This solution can be very helpful in checking your work for convolutions of this form. Just plug in your numbers for the capital letters.
(I know this is kinda long, but it is very detailed to show the process of how to get to the general simplified solution.)

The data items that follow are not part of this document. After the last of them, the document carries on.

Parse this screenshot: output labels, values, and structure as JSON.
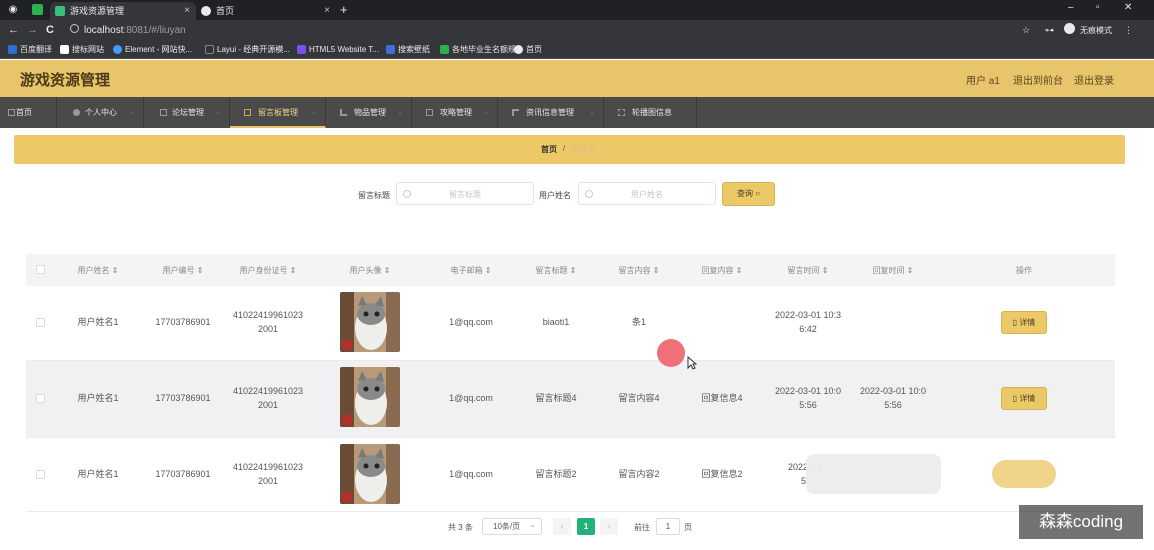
{
  "browser": {
    "tabs": [
      {
        "title": "游戏资源管理",
        "close": "×"
      },
      {
        "title": "首页",
        "close": "×"
      }
    ],
    "new_tab": "+",
    "window_controls": {
      "minimize": "–",
      "maximize": "▫",
      "close": "✕"
    },
    "nav": {
      "back": "←",
      "forward": "→",
      "reload": "C"
    },
    "url_host": "localhost",
    "url_path": ":8081/#/liuyan",
    "right_status": "无痕模式",
    "right_icons": {
      "star": "☆",
      "key": "⊶",
      "menu": "⋮"
    },
    "bookmarks": [
      {
        "label": "百度翻译",
        "color": "#2c6fd6"
      },
      {
        "label": "搜标网站",
        "color": "#ffffff"
      },
      {
        "label": "Element - 网站快...",
        "color": "#409eff"
      },
      {
        "label": "Layui - 经典开源模...",
        "color": "#333333"
      },
      {
        "label": "HTML5 Website T...",
        "color": "#7b4ff0"
      },
      {
        "label": "搜索壁纸",
        "color": "#3f6fd8"
      },
      {
        "label": "各地毕业生名额规",
        "color": "#2bb24c"
      },
      {
        "label": "首页",
        "color": "#e8eaed"
      }
    ]
  },
  "header": {
    "app_title": "游戏资源管理",
    "user": "用户 a1",
    "back_to_front": "退出到前台",
    "logout": "退出登录"
  },
  "nav": [
    {
      "label": "首页",
      "has_caret": false
    },
    {
      "label": "个人中心",
      "has_caret": true
    },
    {
      "label": "论坛管理",
      "has_caret": true
    },
    {
      "label": "留言板管理",
      "has_caret": true
    },
    {
      "label": "物品管理",
      "has_caret": true
    },
    {
      "label": "攻略管理",
      "has_caret": true
    },
    {
      "label": "资讯信息管理",
      "has_caret": true
    },
    {
      "label": "轮播图信息",
      "has_caret": false
    }
  ],
  "nav_active_index": 3,
  "breadcrumb": {
    "home": "首页",
    "separator": "/",
    "current": "留言板"
  },
  "search": {
    "title_label": "留言标题",
    "title_placeholder": "留言标题",
    "name_label": "用户姓名",
    "name_placeholder": "用户姓名",
    "query_button": "查询"
  },
  "table": {
    "columns": [
      "用户姓名",
      "用户编号",
      "用户身份证号",
      "用户头像",
      "电子邮箱",
      "留言标题",
      "留言内容",
      "回复内容",
      "留言时间",
      "回复时间",
      "操作"
    ],
    "sort_icon": "⇕",
    "detail_label": "详情",
    "rows": [
      {
        "name": "用户姓名1",
        "phone": "17703786901",
        "id_line1": "41022419961023",
        "id_line2": "2001",
        "email": "1@qq.com",
        "title": "biaoti1",
        "content": "条1",
        "reply": "",
        "time_line1": "2022-03-01 10:3",
        "time_line2": "6:42",
        "reply_time_line1": "",
        "reply_time_line2": ""
      },
      {
        "name": "用户姓名1",
        "phone": "17703786901",
        "id_line1": "41022419961023",
        "id_line2": "2001",
        "email": "1@qq.com",
        "title": "留言标题4",
        "content": "留言内容4",
        "reply": "回复信息4",
        "time_line1": "2022-03-01 10:0",
        "time_line2": "5:56",
        "reply_time_line1": "2022-03-01 10:0",
        "reply_time_line2": "5:56"
      },
      {
        "name": "用户姓名1",
        "phone": "17703786901",
        "id_line1": "41022419961023",
        "id_line2": "2001",
        "email": "1@qq.com",
        "title": "留言标题2",
        "content": "留言内容2",
        "reply": "回复信息2",
        "time_line1": "2022-03",
        "time_line2": "5:",
        "reply_time_line1": "",
        "reply_time_line2": ""
      }
    ]
  },
  "pagination": {
    "total": "共 3 条",
    "page_size": "10条/页",
    "page_size_caret": "⌄",
    "prev": "‹",
    "current_page": "1",
    "next": "›",
    "goto_label": "前往",
    "goto_value": "1",
    "page_suffix": "页"
  },
  "watermark": "森森coding"
}
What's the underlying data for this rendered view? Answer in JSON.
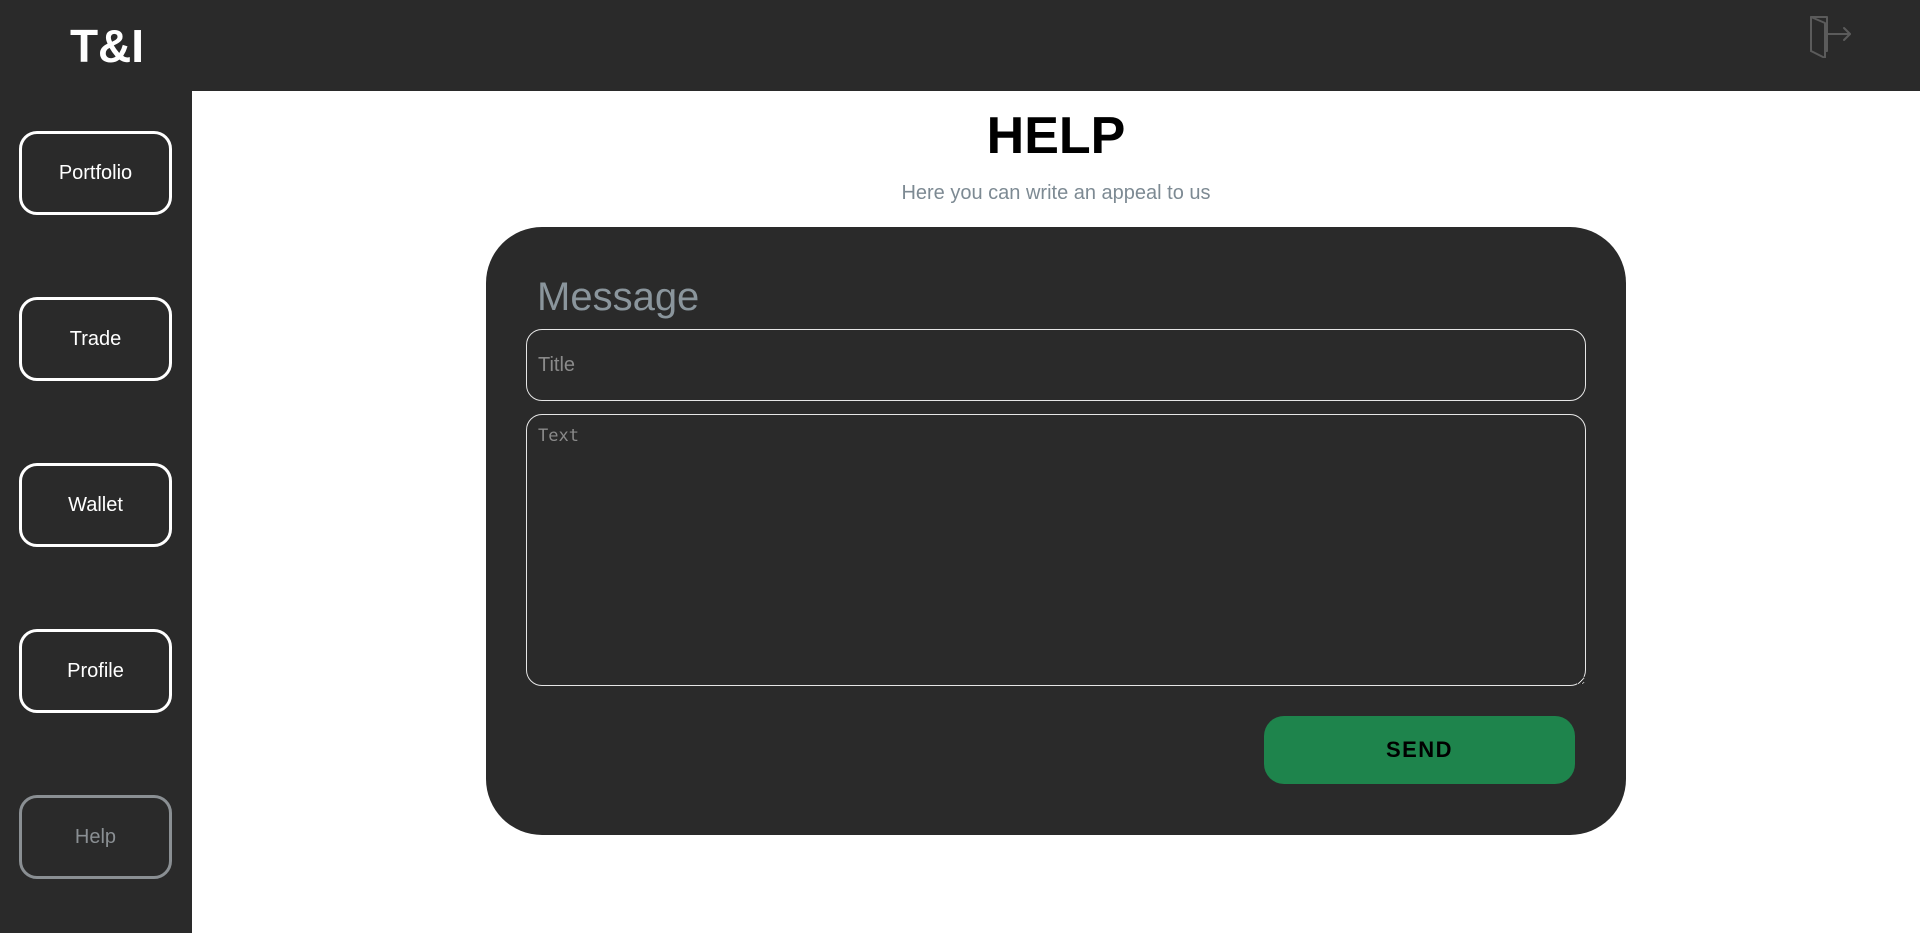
{
  "header": {
    "logo": "T&I",
    "logout_icon": "logout-door-icon"
  },
  "sidebar": {
    "items": [
      {
        "label": "Portfolio"
      },
      {
        "label": "Trade"
      },
      {
        "label": "Wallet"
      },
      {
        "label": "Profile"
      },
      {
        "label": "Help",
        "active": true
      }
    ]
  },
  "main": {
    "title": "HELP",
    "subtitle": "Here you can write an appeal to us",
    "form": {
      "heading": "Message",
      "title_placeholder": "Title",
      "title_value": "",
      "text_placeholder": "Text",
      "text_value": "",
      "send_label": "SEND"
    }
  },
  "colors": {
    "dark": "#2a2a2a",
    "send_green": "#1e844c",
    "muted": "#8a8f93"
  }
}
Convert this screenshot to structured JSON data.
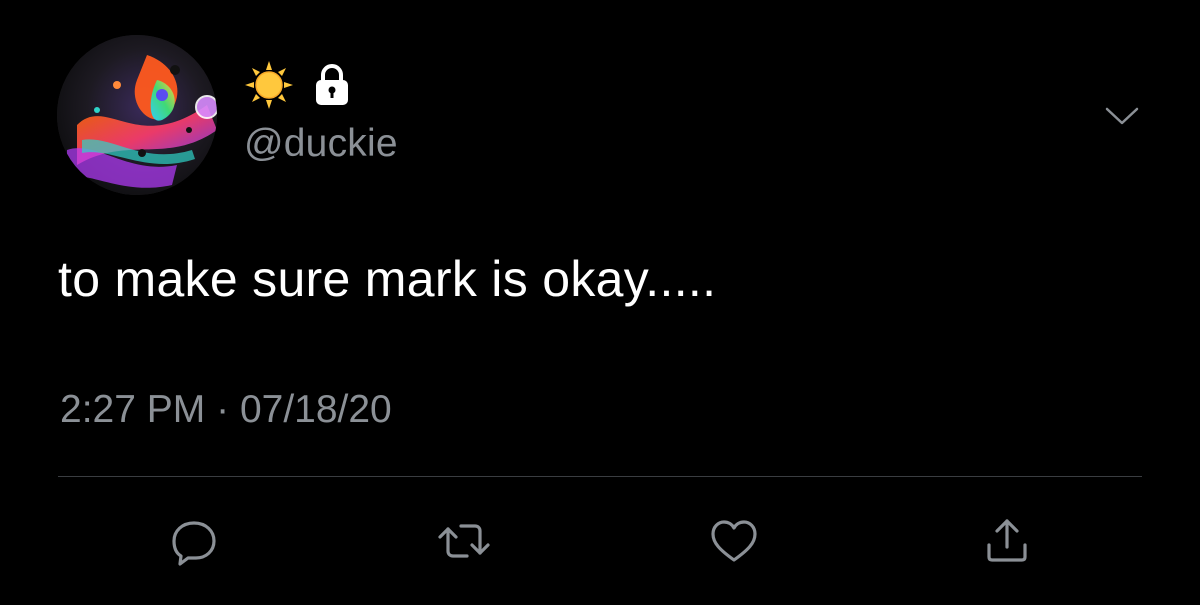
{
  "user": {
    "handle": "@duckie",
    "name_icons": [
      "sun-emoji-icon",
      "lock-icon"
    ]
  },
  "tweet": {
    "text": "to make sure mark is okay.....",
    "time": "2:27 PM",
    "separator": "·",
    "date": "07/18/20"
  },
  "actions": [
    {
      "icon": "reply-icon"
    },
    {
      "icon": "retweet-icon"
    },
    {
      "icon": "like-icon"
    },
    {
      "icon": "share-icon"
    }
  ],
  "colors": {
    "background": "#000000",
    "primary_text": "#ffffff",
    "secondary_text": "#8b9096",
    "divider": "#3a3d41",
    "sun": "#ffc83d"
  }
}
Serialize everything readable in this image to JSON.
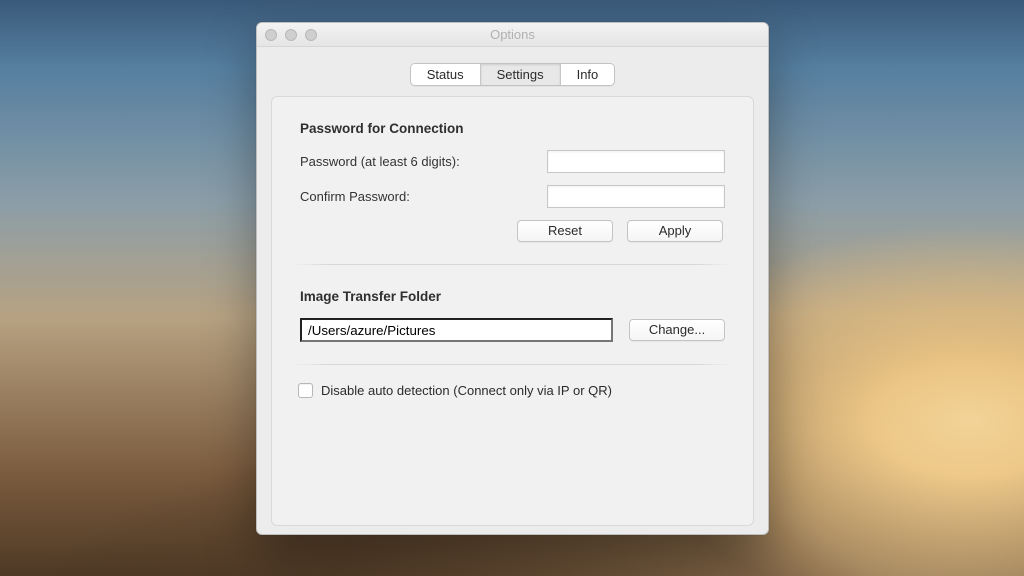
{
  "window": {
    "title": "Options"
  },
  "tabs": {
    "status": "Status",
    "settings": "Settings",
    "info": "Info",
    "active": "Settings"
  },
  "password_section": {
    "title": "Password for Connection",
    "password_label": "Password (at least 6 digits):",
    "password_value": "",
    "confirm_label": "Confirm Password:",
    "confirm_value": "",
    "reset_label": "Reset",
    "apply_label": "Apply"
  },
  "folder_section": {
    "title": "Image Transfer Folder",
    "path_value": "/Users/azure/Pictures",
    "change_label": "Change..."
  },
  "auto_detect": {
    "checked": false,
    "label": "Disable auto detection (Connect only via IP or QR)"
  }
}
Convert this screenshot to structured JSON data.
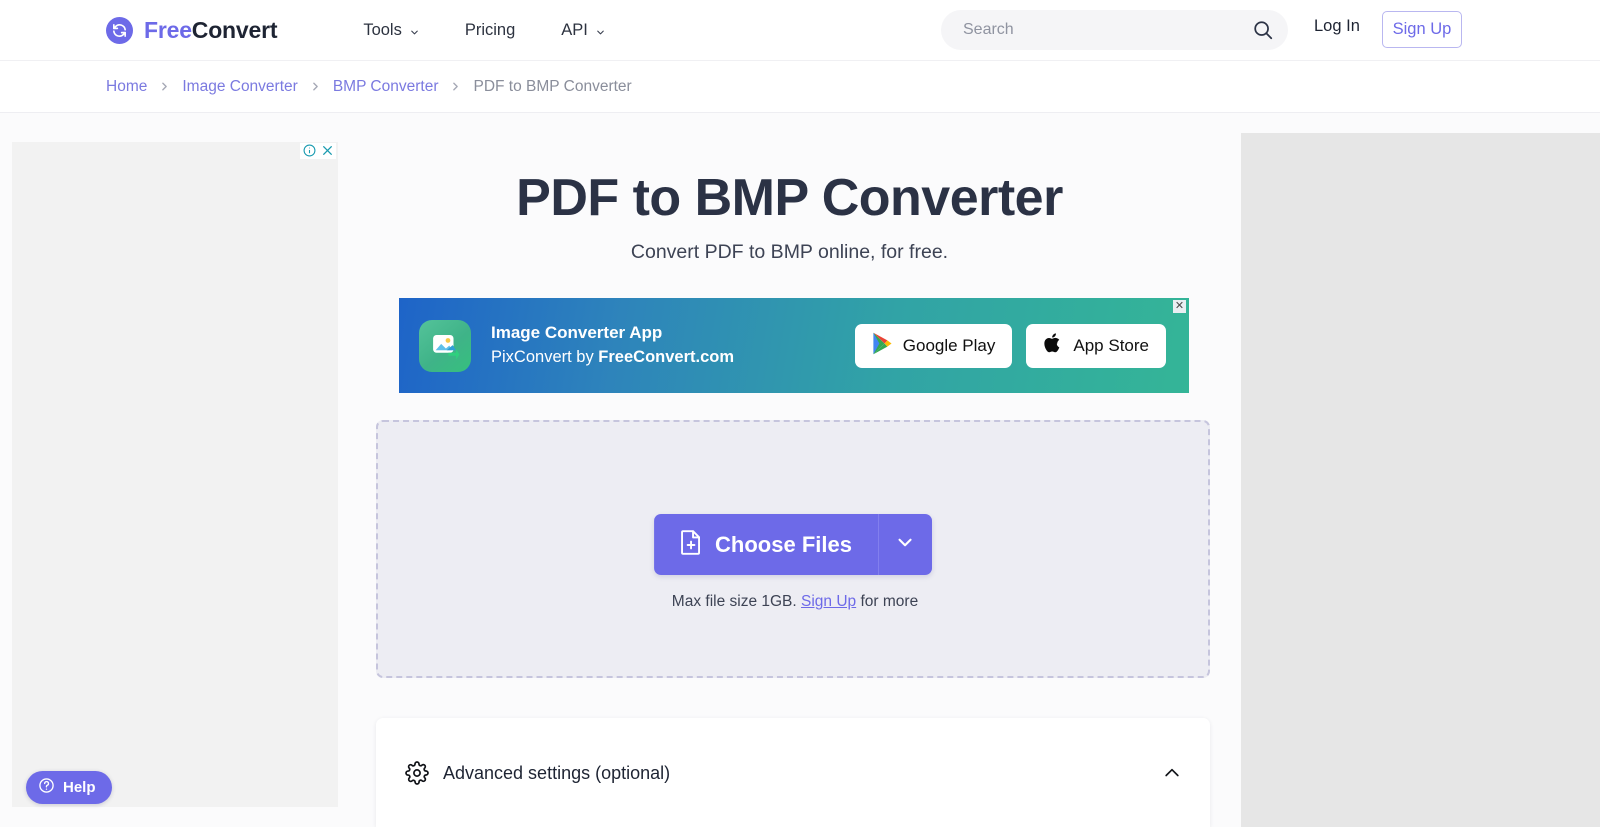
{
  "header": {
    "logo": {
      "part1": "Free",
      "part2": "Convert",
      "icon": "refresh-circle-icon"
    },
    "nav": [
      {
        "label": "Tools",
        "has_caret": true
      },
      {
        "label": "Pricing",
        "has_caret": false
      },
      {
        "label": "API",
        "has_caret": true
      }
    ],
    "search": {
      "placeholder": "Search",
      "value": "",
      "icon": "search-icon"
    },
    "login_label": "Log In",
    "signup_label": "Sign Up"
  },
  "breadcrumb": {
    "items": [
      {
        "label": "Home",
        "current": false
      },
      {
        "label": "Image Converter",
        "current": false
      },
      {
        "label": "BMP Converter",
        "current": false
      },
      {
        "label": "PDF to BMP Converter",
        "current": true
      }
    ],
    "separator": "›"
  },
  "ads": {
    "left": {
      "info_icon": "ad-info-icon",
      "close_icon": "ad-close-icon"
    },
    "right": {}
  },
  "main": {
    "title": "PDF to BMP Converter",
    "subtitle": "Convert PDF to BMP online, for free.",
    "banner": {
      "app_title": "Image Converter App",
      "app_sub_prefix": "PixConvert by ",
      "app_sub_brand": "FreeConvert.com",
      "icon": "photo-convert-app-icon",
      "close_label": "✕",
      "stores": [
        {
          "label": "Google Play",
          "icon": "google-play-icon"
        },
        {
          "label": "App Store",
          "icon": "apple-icon"
        }
      ]
    },
    "dropzone": {
      "choose_label": "Choose Files",
      "choose_icon": "file-plus-icon",
      "caret_icon": "chevron-down-icon",
      "maxsize_prefix": "Max file size 1GB. ",
      "maxsize_link": "Sign Up",
      "maxsize_suffix": " for more"
    },
    "advanced": {
      "label": "Advanced settings (optional)",
      "icon": "gear-icon",
      "chevron": "chevron-up-icon"
    }
  },
  "help": {
    "label": "Help",
    "icon": "question-circle-icon"
  },
  "colors": {
    "accent": "#6d6ae8",
    "text_dark": "#2b3245",
    "link": "#7b7ae0",
    "banner_start": "#1e64c8",
    "banner_end": "#34b597"
  }
}
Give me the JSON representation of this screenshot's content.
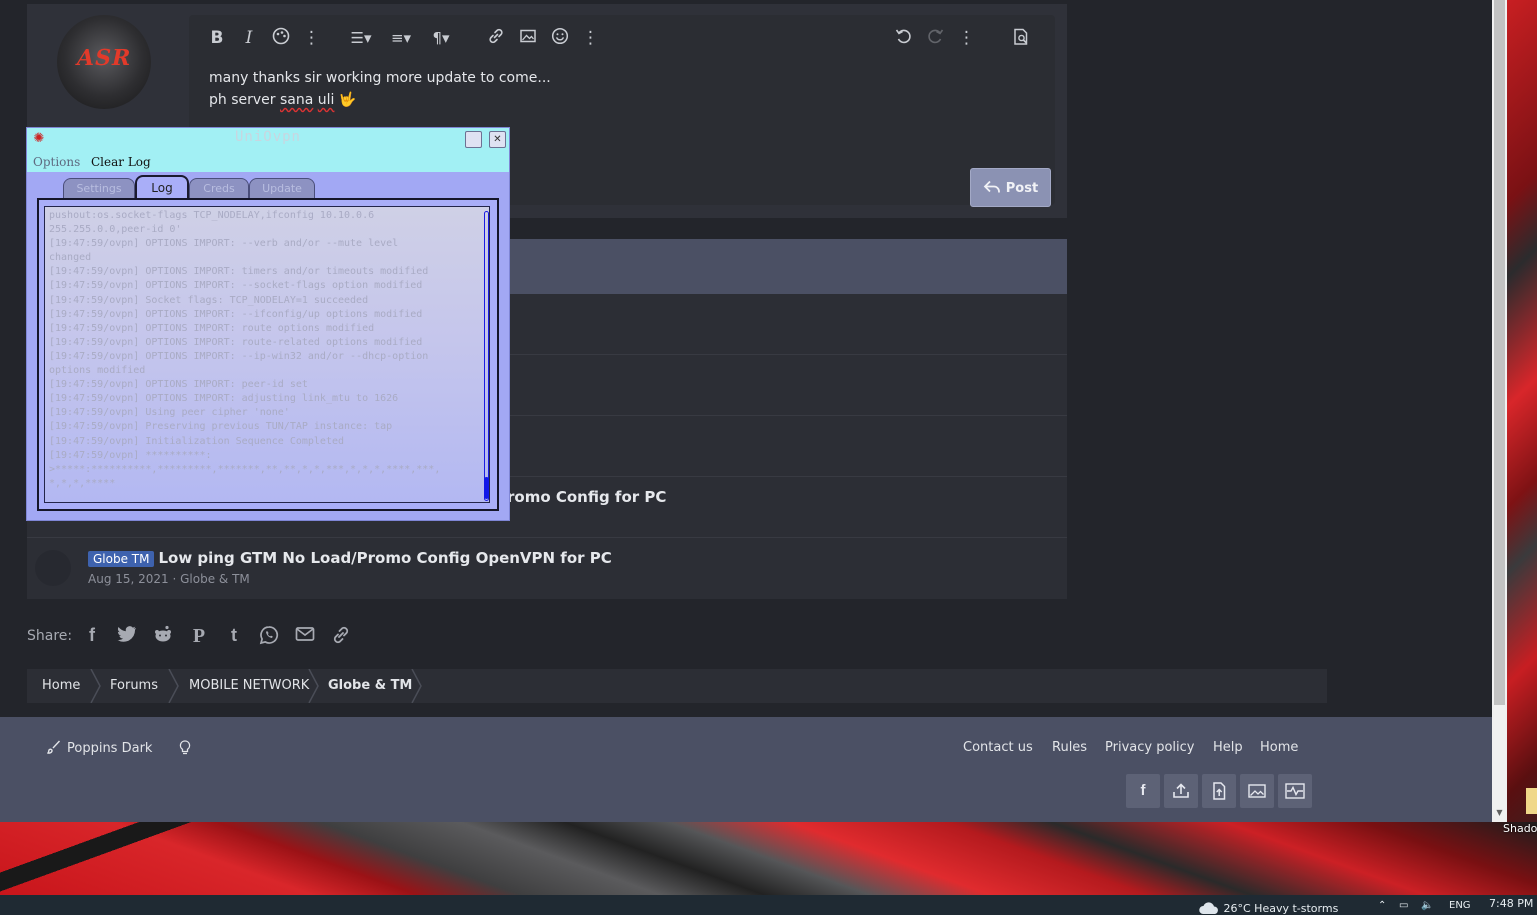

$ x_1(t)=Ae^{Bt+C}u(Dt+E) \qquad x_2(t)=Fe^{Gt+H}u(It+J) $
$ \begin{align} x_1(t)*x_2(t) &= \int_{-\infty}^{\infty}x_1(\tau)x_2(t-\tau)d\tau \\ &=\int_{-\infty}^{\infty}Ae^{B\tau+C}u(D\tau+E)Fe^{G(t-\tau)+H}u(I(t-\tau)+J)d\tau \\ &=AF\int_{-\infty}^{\infty}e^{B\tau+C+G(t-\tau)+H}u(D\tau+E)u(It-I\tau+J)d\tau; \;(u(D\tau+E)=0\;,for\;D\tau+E<0\;\rightarrow\;\tau<\frac{-E}{D}) \\ &=AF\int_{\frac{-E}{D}}^{\infty}e^{\tau(B-G)+Gt+C+H}u(It-I\tau+J)d\tau; \;(u(It-I\tau+J)=0\;,for\;It-I\tau+J<0\;\rightarrow\;\tau>t+\frac{J}{I}) \\ &=AF\int_{\frac{-E}{D}}^{t+\frac{J}{I}}e^{\tau(B-G)+Gt+C+H}d\tau\cdot u(t+\frac{J}{I}+\frac{E}{D}) \\ &=AFe^{Gt+C+H}\int_{\frac{-E}{D}}^{t+\frac{J}{I}}e^{\tau(B-G)}d\tau\cdot u(t+\frac{J}{I}+\frac{E}{D}) \\ &=AFe^{Gt+C+H}\frac{1}{B-G}\left[e^{\tau(B-G)}\right]_{\frac{-E}{D}}^{t+\frac{J}{I}}\cdot u(t+\frac{J}{I}+\frac{E}{D}) \\ &=AFe^{Gt+C+H}\frac{1}{B-G}(e^{(t+\frac{J}{I})\cdot(B-G)}-e^{\frac{-E}{D}\cdot(B-G)})\cdot u(t+\frac{J}{I}+\frac{E}{D}) \\ &=\frac{AF}{B-G}(e^{Gt+CH+(t+\frac{J}{I})\cdot(B-G)}-e^{Gt+C+H-\frac{E}{D}(B-G)})\cdot u(t+\frac{J}{I}+\frac{E}{D}) \\ &=\frac{AF}{B-G}(e^{Bt+C+H+\frac{J}{I}(B-G)}-e^{Gt+C+H+\frac{E}{D}(G-B)})\cdot u(t+\frac{J}{I}+\frac{E}{D}) \end{align} $
Example: Problem 2 on Fall 06 Midterm 1:
$ Let:\;x_1(t)=x(t)=e^{-2t}u(t) \qquad x_2(t)=h(t)=u(t) $
$ Thus:\;A=1,\;B=-2,\;C=0,\;D=1,\;E=0,\;F=1,\;G=0,\;H=0,\;I=1,\;J=0 $
$ \begin{align} x(t)*h(t)&=x_1(t)*x_2(t) \\ &=\frac{1\cdot1}{-2-0}(e^{-2t+0+0+\frac{0}{1}(-2-0)}-e^{0t+0+0+\frac{0}{1}(0--2)})\cdot u(t+\frac{0}{1}+\frac{0}{1}) \\ &=\frac{-1}{2}(e^{-2t}-1)\cdot u(t) \\ &=\frac{1}{2}(1-e^{-2t})\cdot u(t) \end{align} $